I installed the Prometheus helm chart to a kubernetes cluster for monitoring. By default,
After some days of deploying the chart, the prometheus server pod enetered to a crashloopbackoff state. The reason found from pod logs was:
level=error ts=2019-10-09T11:03:10.802847347Z caller=main.go:625 err="opening storage failed: zero-pad torn page: write /data/wal/00000429: no space left on device"
That means there is no space available in the disk (persistent volume) to save the data. So I cleared the existing data of the volume and fixed the issue temporarily.
What would be the proper solution for this?
The Prometheus documentation says:
To plan the capacity of a Prometheus server, you can use the rough formula:
needed_disk_space = retention_time_seconds * ingested_samples_per_second * bytes_per_sample
Can someone explain how to use this formula deliberately?
Why the 8Gi size is not enough with 15days retention period?
EDIT :
The default 8Gi space was 100% used after 6 days.
15 days is about 1.3 million seconds. Let’s overestimate 8 bytes per sample. So each metric takes about 10mb. So 8gb would let you store 800 metrics. You probably have more than that. Multiply the number of series you want to store by 10 and that’s the number of megabytes you need. Roughly, that will get you the right order of magnitude at least.
As of Prometheus 2.7, theye've introduced a new flag to manage retention. From docs:
--storage.tsdb.retention.size
: [EXPERIMENTAL] This determines the maximum number of bytes that storage blocks can use (note that this does not include the WAL size, which can be substantial). The oldest data will be removed first. Defaults to 0 or disabled.

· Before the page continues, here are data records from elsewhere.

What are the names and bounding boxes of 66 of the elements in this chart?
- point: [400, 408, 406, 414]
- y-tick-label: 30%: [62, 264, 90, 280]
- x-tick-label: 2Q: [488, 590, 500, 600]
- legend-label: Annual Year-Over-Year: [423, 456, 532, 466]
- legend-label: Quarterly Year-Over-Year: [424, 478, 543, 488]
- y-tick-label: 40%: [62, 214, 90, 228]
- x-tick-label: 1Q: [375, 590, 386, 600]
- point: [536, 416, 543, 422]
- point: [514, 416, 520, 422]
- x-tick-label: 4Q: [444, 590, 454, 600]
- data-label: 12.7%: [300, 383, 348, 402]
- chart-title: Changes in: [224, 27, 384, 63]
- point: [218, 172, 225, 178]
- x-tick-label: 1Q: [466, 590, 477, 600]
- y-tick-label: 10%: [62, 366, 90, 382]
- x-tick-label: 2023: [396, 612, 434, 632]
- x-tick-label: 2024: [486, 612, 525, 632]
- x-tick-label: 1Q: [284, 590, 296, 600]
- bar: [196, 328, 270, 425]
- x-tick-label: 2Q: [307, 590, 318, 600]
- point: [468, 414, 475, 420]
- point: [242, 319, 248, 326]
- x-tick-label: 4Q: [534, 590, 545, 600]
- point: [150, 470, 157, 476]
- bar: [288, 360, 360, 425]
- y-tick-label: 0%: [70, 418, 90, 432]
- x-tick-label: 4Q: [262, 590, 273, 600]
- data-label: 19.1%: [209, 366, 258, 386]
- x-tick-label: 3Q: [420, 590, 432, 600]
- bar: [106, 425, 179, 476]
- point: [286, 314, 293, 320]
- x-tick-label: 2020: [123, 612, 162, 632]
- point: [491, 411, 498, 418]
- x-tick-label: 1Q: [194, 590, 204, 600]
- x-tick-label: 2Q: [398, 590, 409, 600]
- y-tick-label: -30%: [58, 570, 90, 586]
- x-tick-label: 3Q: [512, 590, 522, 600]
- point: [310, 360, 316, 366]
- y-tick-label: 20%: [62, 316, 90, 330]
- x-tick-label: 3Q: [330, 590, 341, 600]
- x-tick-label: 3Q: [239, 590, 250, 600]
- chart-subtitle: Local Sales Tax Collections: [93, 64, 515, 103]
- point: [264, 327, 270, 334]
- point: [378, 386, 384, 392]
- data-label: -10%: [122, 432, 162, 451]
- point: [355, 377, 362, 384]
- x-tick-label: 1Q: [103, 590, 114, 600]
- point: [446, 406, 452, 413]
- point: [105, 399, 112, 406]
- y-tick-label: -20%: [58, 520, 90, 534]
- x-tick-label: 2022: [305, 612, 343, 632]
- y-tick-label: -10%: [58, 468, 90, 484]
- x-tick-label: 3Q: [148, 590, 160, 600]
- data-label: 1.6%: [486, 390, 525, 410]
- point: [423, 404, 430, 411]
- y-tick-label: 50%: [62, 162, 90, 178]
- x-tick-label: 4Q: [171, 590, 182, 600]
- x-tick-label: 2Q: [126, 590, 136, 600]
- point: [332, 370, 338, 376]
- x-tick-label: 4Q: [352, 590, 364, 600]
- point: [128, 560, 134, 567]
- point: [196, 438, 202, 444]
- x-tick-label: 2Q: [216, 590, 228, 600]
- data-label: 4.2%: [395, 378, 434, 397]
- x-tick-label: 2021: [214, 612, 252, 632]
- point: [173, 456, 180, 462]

This flag is experimental and can be changed in future releases. Units supported: KB, MB, GB, PB. Ex: "512MB"
You can set this argument option in your Deployment configuration to limit the retention according to size, instead of time.
As it is experimental yet, according to this source, it would be safe to allow for space for the WAL and one maximum size block (which is the smaller of 10% of the retention time and a month).